「クレアチンをずっと飲み続けているけれど、たまには抜く期間を作ったほうがいいの?」
「コンテスト前や減量末期、どのタイミングで摂取を止めれば体が仕上がるのか?」
トレーニーの間で古くから議論される「クレアチン・サイクル」ですが、最近のスポーツ科学では「健康なら抜く必要はない」という説が主流です。しかし、実際に毎日飲んでいる私自身の体感を踏まえると、あえて「抜く」選択がベストな場面も確実に存在します。
今回は、クレアチンを抜いたときに体に何が起きるのか、そして目的別の最適な「抜き方」を詳しく解説します。
クレアチンを「抜く」必要はあるのか?
結論から言えば、一般的なバルクアップや筋力向上を目的としている場合、意図的にオフ期間を設けるメリットはほとんどありません。
かつては「内因性のクレアチン生成能力が低下する」という懸念からサイクルが推奨されていましたが、現在の研究では長期摂取による大きな副作用は否定されています。むしろ、摂取を止めると筋肉内のクレアチン貯蔵量が徐々に減少するため、最大筋力の維持が難しくなるデメリットのほうが目立ちます。
ただし、以下のようなケースでは「抜く」という選択が戦略的に重要になります。
1. コンテストや撮影前の「水抜き」
クレアチンは筋細胞内に水分を引き込む性質があります。これは筋肉を大きく見せる上ではプラスですが、極限までカットを出したい減量末期には、そのわずかな水分が「皮膚の厚み」として邪魔になることがあります。パリッとした質感を目指すなら、クレアチン モノハイドレートの摂取を一定期間ストップするのがセオリーです。
2. 胃腸の不調やむくみの解消
体質によっては、クレアチンの摂取で常にお腹が張ったり、顔のむくみが気になったりする方がいます。
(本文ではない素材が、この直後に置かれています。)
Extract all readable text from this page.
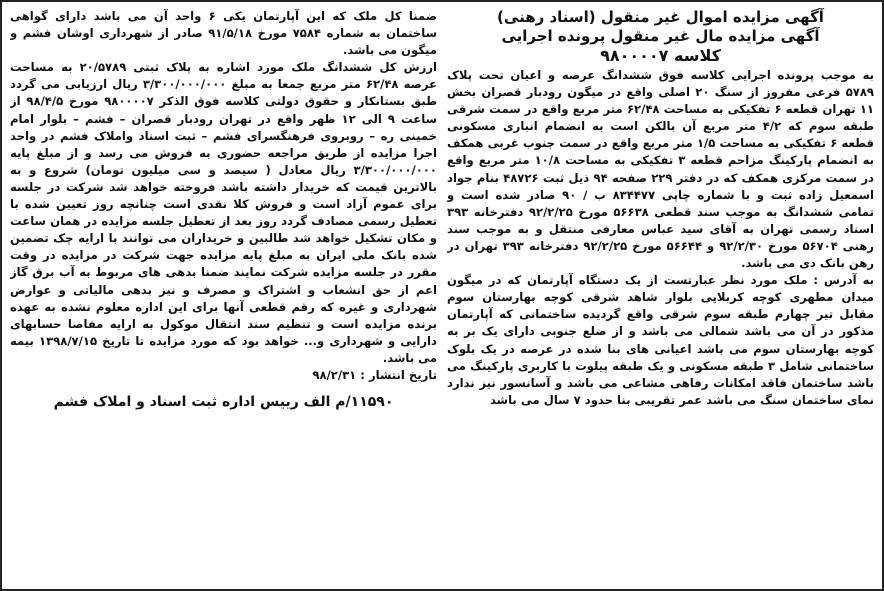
آگهی مزایده اموال غیر منقول (اسناد رهنی)
آگهی مزایده مال غیر منقول پرونده اجرایی
کلاسه ۹۸۰۰۰۰۷

به موجب پرونده اجرایی کلاسه فوق ششدانگ عرصه و اعیان تحت پلاک ۵۷۸۹ فرعی مفروز از سنگ ۲۰ اصلی واقع در میگون رودبار قصران بخش ۱۱ تهران قطعه ۶ تفکیکی به مساحت ۶۲/۴۸ متر مربع واقع در سمت شرقی طبقه سوم که ۴/۲ متر مربع آن بالکن است به انضمام انباری مسکونی قطعه ۶ تفکیکی به مساحت ۱/۵ متر مربع واقع در سمت جنوب غربی همکف به انضمام پارکینگ مزاحم قطعه ۳ تفکیکی به مساحت ۱۰/۸ متر مربع واقع در سمت مرکزی همکف که در دفتر ۲۲۹ صفحه ۹۴ ذیل ثبت ۴۸۷۲۶ بنام جواد اسمعیل زاده ثبت و با شماره چاپی ۸۳۴۴۷۷ ب / ۹۰ صادر شده است و تمامی ششدانگ به موجب سند قطعی ۵۶۶۳۸ مورخ ۹۲/۲/۲۵ دفترخانه ۳۹۳ اسناد رسمی تهران به آقای سید عباس معارفی منتقل و به موجب سند رهنی ۵۶۷۰۴ مورخ ۹۲/۲/۳۰ و ۵۶۶۴۴ مورخ ۹۲/۲/۲۵ دفترخانه ۳۹۳ تهران در رهن بانک دی می باشد.

به آدرس : ملک مورد نظر عبارتست از یک دستگاه آپارتمان که در میگون میدان مطهری کوچه کربلایی بلوار شاهد شرقی کوچه بهارستان سوم مقابل تیر چهارم طبقه سوم شرقی واقع گردیده ساختمانی که آپارتمان مذکور در آن می باشد شمالی می باشد و از ضلع جنوبی دارای یک بر به کوچه بهارستان سوم می باشد اعیانی های بنا شده در عرصه در یک بلوک ساختمانی شامل ۳ طبقه مسکونی و یک طبقه پیلوت با کاربری پارکینگ می باشد ساختمان فاقد امکانات رفاهی مشاعی می باشد و آسانسور نیز ندارد نمای ساختمان سنگ می باشد عمر تقریبی بنا حدود ۷ سال می باشد

ضمنا کل ملک که این آپارتمان یکی ۶ واحد آن می باشد دارای گواهی ساختمان به شماره ۷۵۸۴ مورخ ۹۱/۵/۱۸ صادر از شهرداری اوشان فشم و میگون می باشد.

ارزش کل ششدانگ ملک مورد اشاره به پلاک ثبتی ۲۰/۵۷۸۹ به مساحت عرصه ۶۲/۴۸ متر مربع جمعا به مبلغ ۳/۳۰۰/۰۰۰/۰۰۰ ریال ارزیابی می گردد طبق بستانکار و حقوق دولتی کلاسه فوق الذکر ۹۸۰۰۰۰۷ مورخ ۹۸/۴/۵ از ساعت ۹ الی ۱۲ ظهر واقع در تهران رودبار قصران – فشم – بلوار امام خمینی ره – روبروی فرهنگسرای فشم – ثبت اسناد واملاک فشم در واحد اجرا مزایده از طریق مراجعه حضوری به فروش می رسد و از مبلغ پایه ۳/۳۰۰/۰۰۰/۰۰۰ ریال معادل ( سیصد و سی میلیون تومان) شروع و به بالاترین قیمت که خریدار داشته باشد فروخته خواهد شد شرکت در جلسه برای عموم آزاد است و فروش کلا نقدی است چنانچه روز تعیین شده با تعطیل رسمی مصادف گردد روز بعد از تعطیل جلسه مزایده در همان ساعت و مکان تشکیل خواهد شد طالبین و خریداران می توانند با ارایه چک تضمین شده بانک ملی ایران به مبلغ پایه مزایده جهت شرکت در مزایده در وقت مقرر در جلسه مزایده شرکت نمایند ضمنا بدهی های مربوط به آب برق گاز اعم از حق انشعاب و اشتراک و مصرف و نیز بدهی مالیاتی و عوارض شهرداری و غیره که رقم قطعی آنها برای این اداره معلوم نشده به عهده برنده مزایده است و تنظیم سند انتقال موکول به ارایه مفاصا حسابهای دارایی و شهرداری و... خواهد بود که مورد مزایده تا تاریخ ۱۳۹۸/۷/۱۵ بیمه می باشد.

تاریخ انتشار : ۹۸/۲/۳۱

۱۱۵۹۰/م الف رییس اداره ثبت اسناد و املاک فشم
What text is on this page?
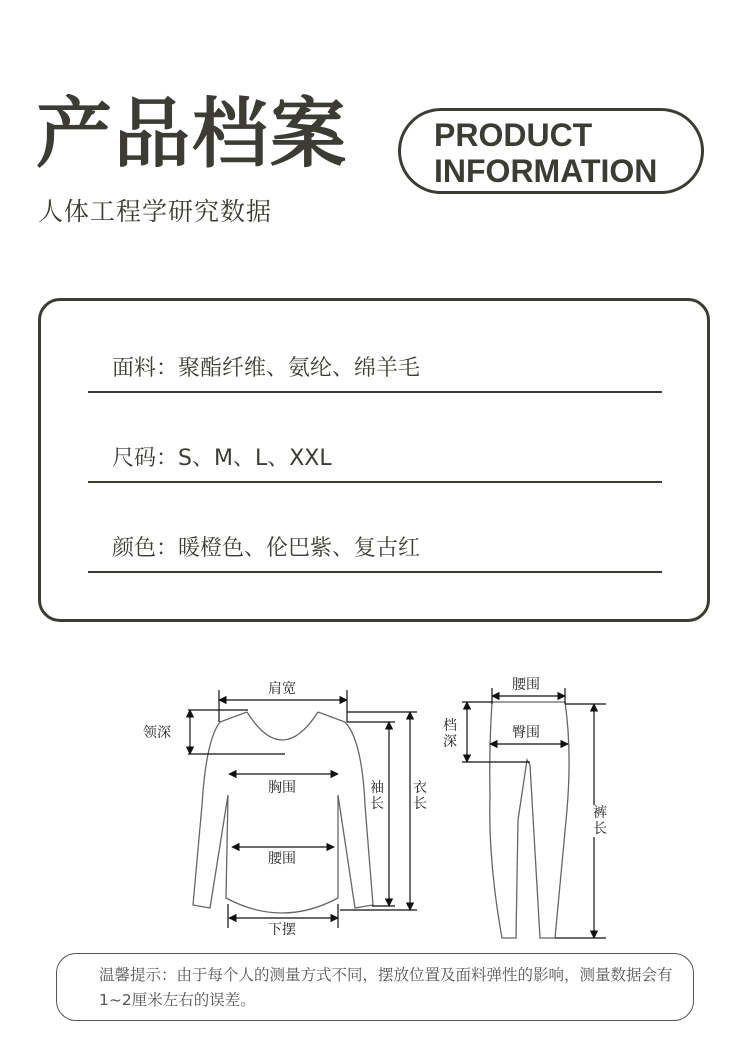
产品档案
人体工程学研究数据
PRODUCT
INFORMATION
面料：聚酯纤维、氨纶、绵羊毛
尺码：S、M、L、XXL
颜色：暖橙色、伦巴紫、复古红
肩宽
领深
胸围
腰围
下摆
袖长
衣长
腰围
档深
臀围
裤长
温馨提示：由于每个人的测量方式不同，摆放位置及面料弹性的影响，测量数据会有1~2厘米左右的误差。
私の場合も、少し胃腸が疲れていると感じる時期に数週間抜いてみることで、消化吸収のサイクルがリセットされ、体調が整う感覚がありました。
摂取を止めてから「抜ける」までの期間
「今日から止めたから、明日には体が軽くなる」というわけにはいきません。
筋肉内に飽和状態まで蓄えられたクレアチンが、元のレベル(食事のみの状態)に戻るまでには、およそ4週間かかるとされています。
- 1週目: 体感の変化はほとんどなし。トレーニングの出力も維持できる。
- 2週目: 体重が500g〜1kg程度落ち始める。これは脂肪ではなく、主に水分。
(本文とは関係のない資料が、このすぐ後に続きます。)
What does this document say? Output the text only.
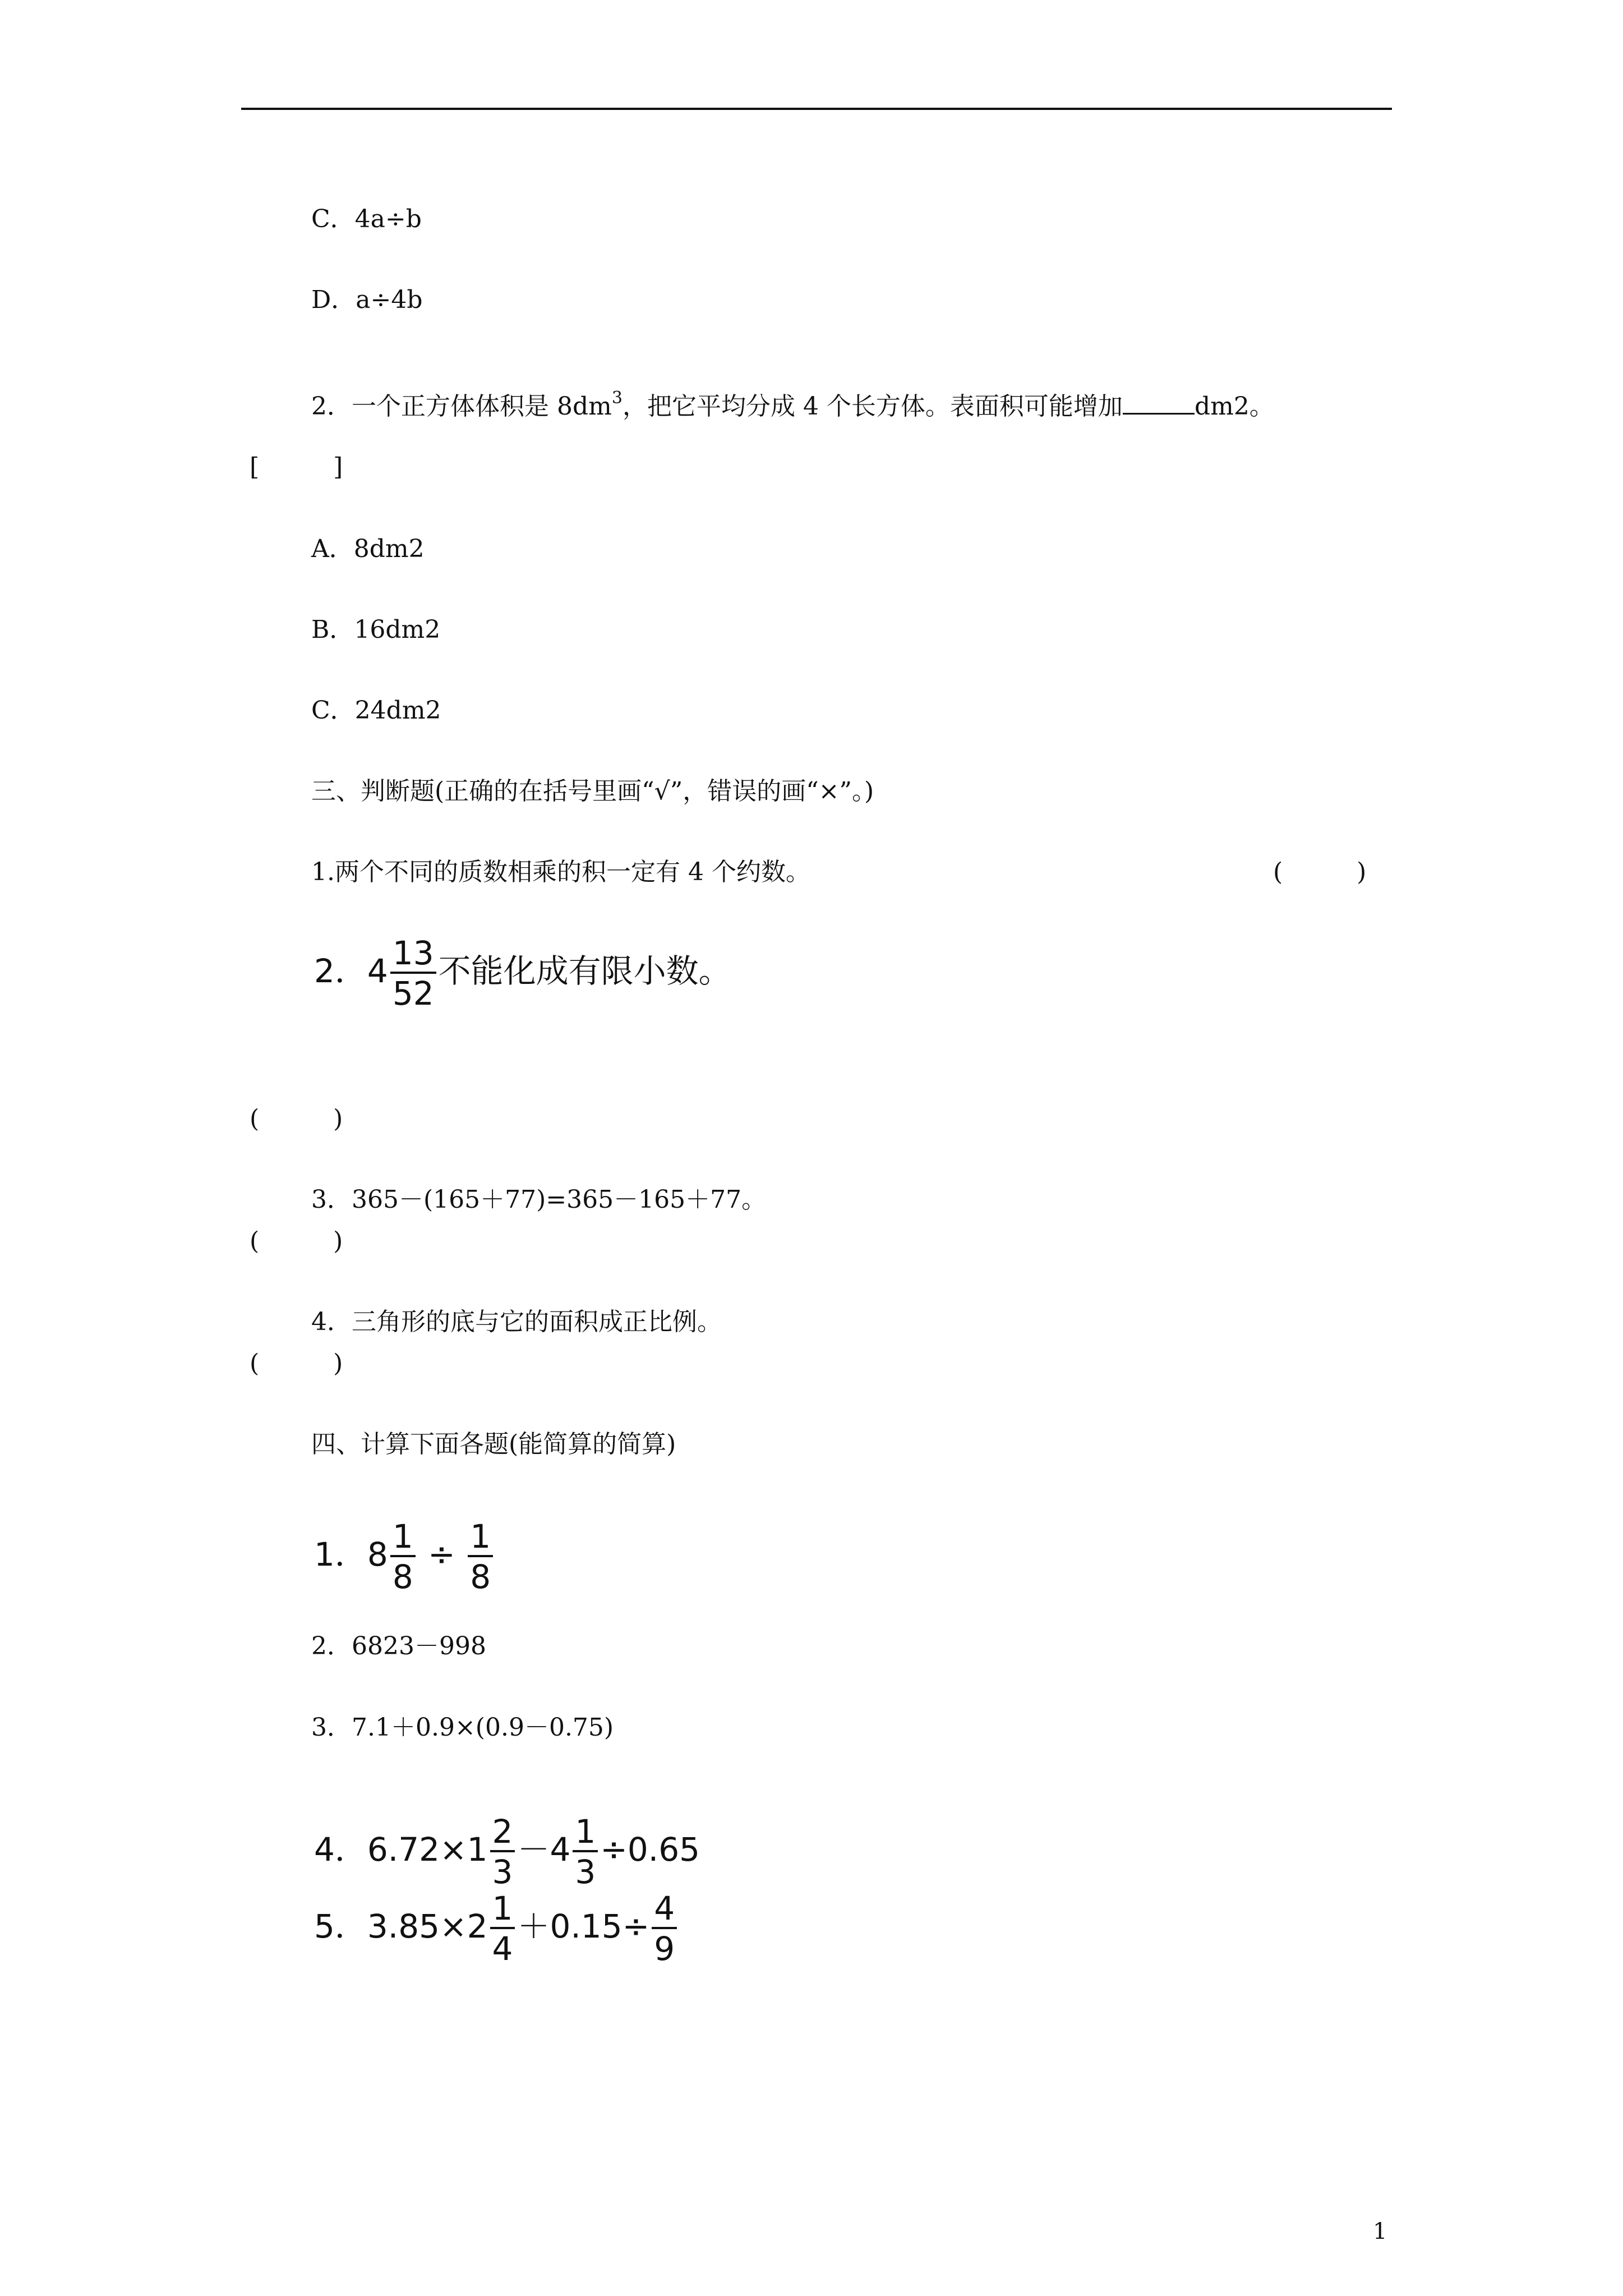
C．4a÷b
D．a÷4b
2．一个正方体体积是 $8dm^3$，把它平均分成 4 个长方体。表面积可能增加	dm2。
[　　　]
A．8dm2
B．16dm2
C．24dm2
三、判断题(正确的在括号里画“√”，错误的画“×”。)
1.两个不同的质数相乘的积一定有 4 个约数。	(　　　)
2．$4 \frac{13}{52}$ 不能化成有限小数。
(　　　)
3．365－(165＋77)=365－165＋77。
(　　　)
4．三角形的底与它的面积成正比例。
(　　　)
四、计算下面各题(能简算的简算)
1．$8 \frac{1}{8} \div \frac{1}{8}$
2．6823－998
3．7.1＋0.9×(0.9－0.75)
4．$6.72\times 1 \frac{2}{3} -4 \frac{1}{3} \div 0.65$
5．$3.85\times 2 \frac{1}{4} +0.15\div \frac{4}{9}$
1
- 3〜4週目: 筋肉の張りが少し落ち着き、高回数のスクワットなどで「あと1レップ」の粘りが弱くなるのを感じる。
もし試合や撮影に合わせて「水抜き」をしたいのであれば、余裕を持って3週間前、最低でも2週間前にはカットするのが賢明です。
体験から語る「抜いた後」の再開ガイド
一度クレアチンを抜いた後、再び摂取を始める際に「またローディング(1日20g摂取)が必要か?」と悩むかもしれません。
私の経験上、急ぎでなければ1日3〜5gのメンテナンス量を毎日飲むだけで十分です。約1ヶ月かけてゆっくり貯蔵量が増えていくため、体への負担も少なく、自然にパワーが戻ってくる感覚を得られます。
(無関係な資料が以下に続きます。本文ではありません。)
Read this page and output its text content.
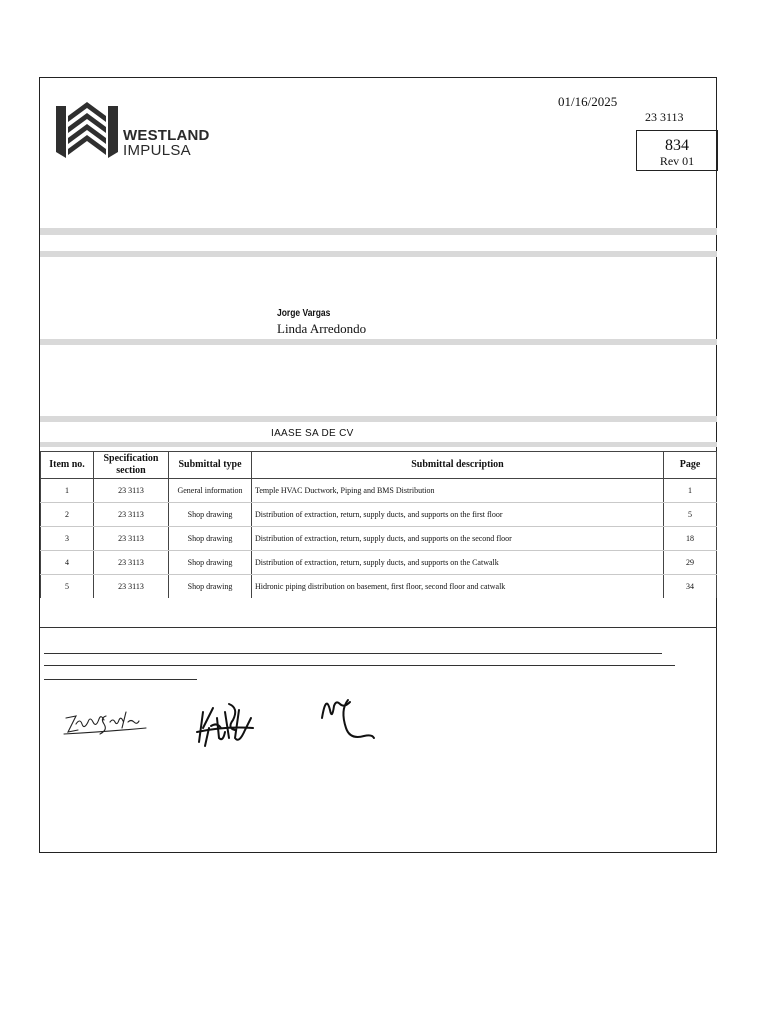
WESTLAND
IMPULSA
01/16/2025
23 3113
834
Rev 01
Jorge Vargas
Linda Arredondo
IAASE SA DE CV
Item no.	Specification section	Submittal type	Submittal description	Page
1	23 3113	General information	Temple HVAC Ductwork, Piping and BMS Distribution	1
2	23 3113	Shop drawing	Distribution of extraction, return, supply ducts, and supports on the first floor	5
3	23 3113	Shop drawing	Distribution of extraction, return, supply ducts, and supports on the second floor	18
4	23 3113	Shop drawing	Distribution of extraction, return, supply ducts, and supports on the Catwalk	29
5	23 3113	Shop drawing	Hidronic piping distribution on basement, first floor, second floor and catwalk	34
もし、早く元の出力に戻したいのであれば、クレアチン 錠剤などを活用して小分けに摂取し、胃腸を労わりながらローディングを行いましょう。
まとめ:自分の「目的」に合わせて抜く判断を
「クレアチンを抜く」という行為は、サプリメントの効率を下げる行為でもありますが、自分のコンディションを微調整するための高度なテクニックでもあります。
- 日常のトレーニング: 抜かずに継続して貯蔵量をキープ。
- 見た目を究める時: 2〜4週間前から抜いて水分を調整。
- 内臓を休めたい時: 1ヶ月程度のオフ期間でリフレッシュ。
サプリメントに振り回されるのではなく、自分の体の声を聞きながら、クレアチン パウダーを上手にコントロールしていきましょう。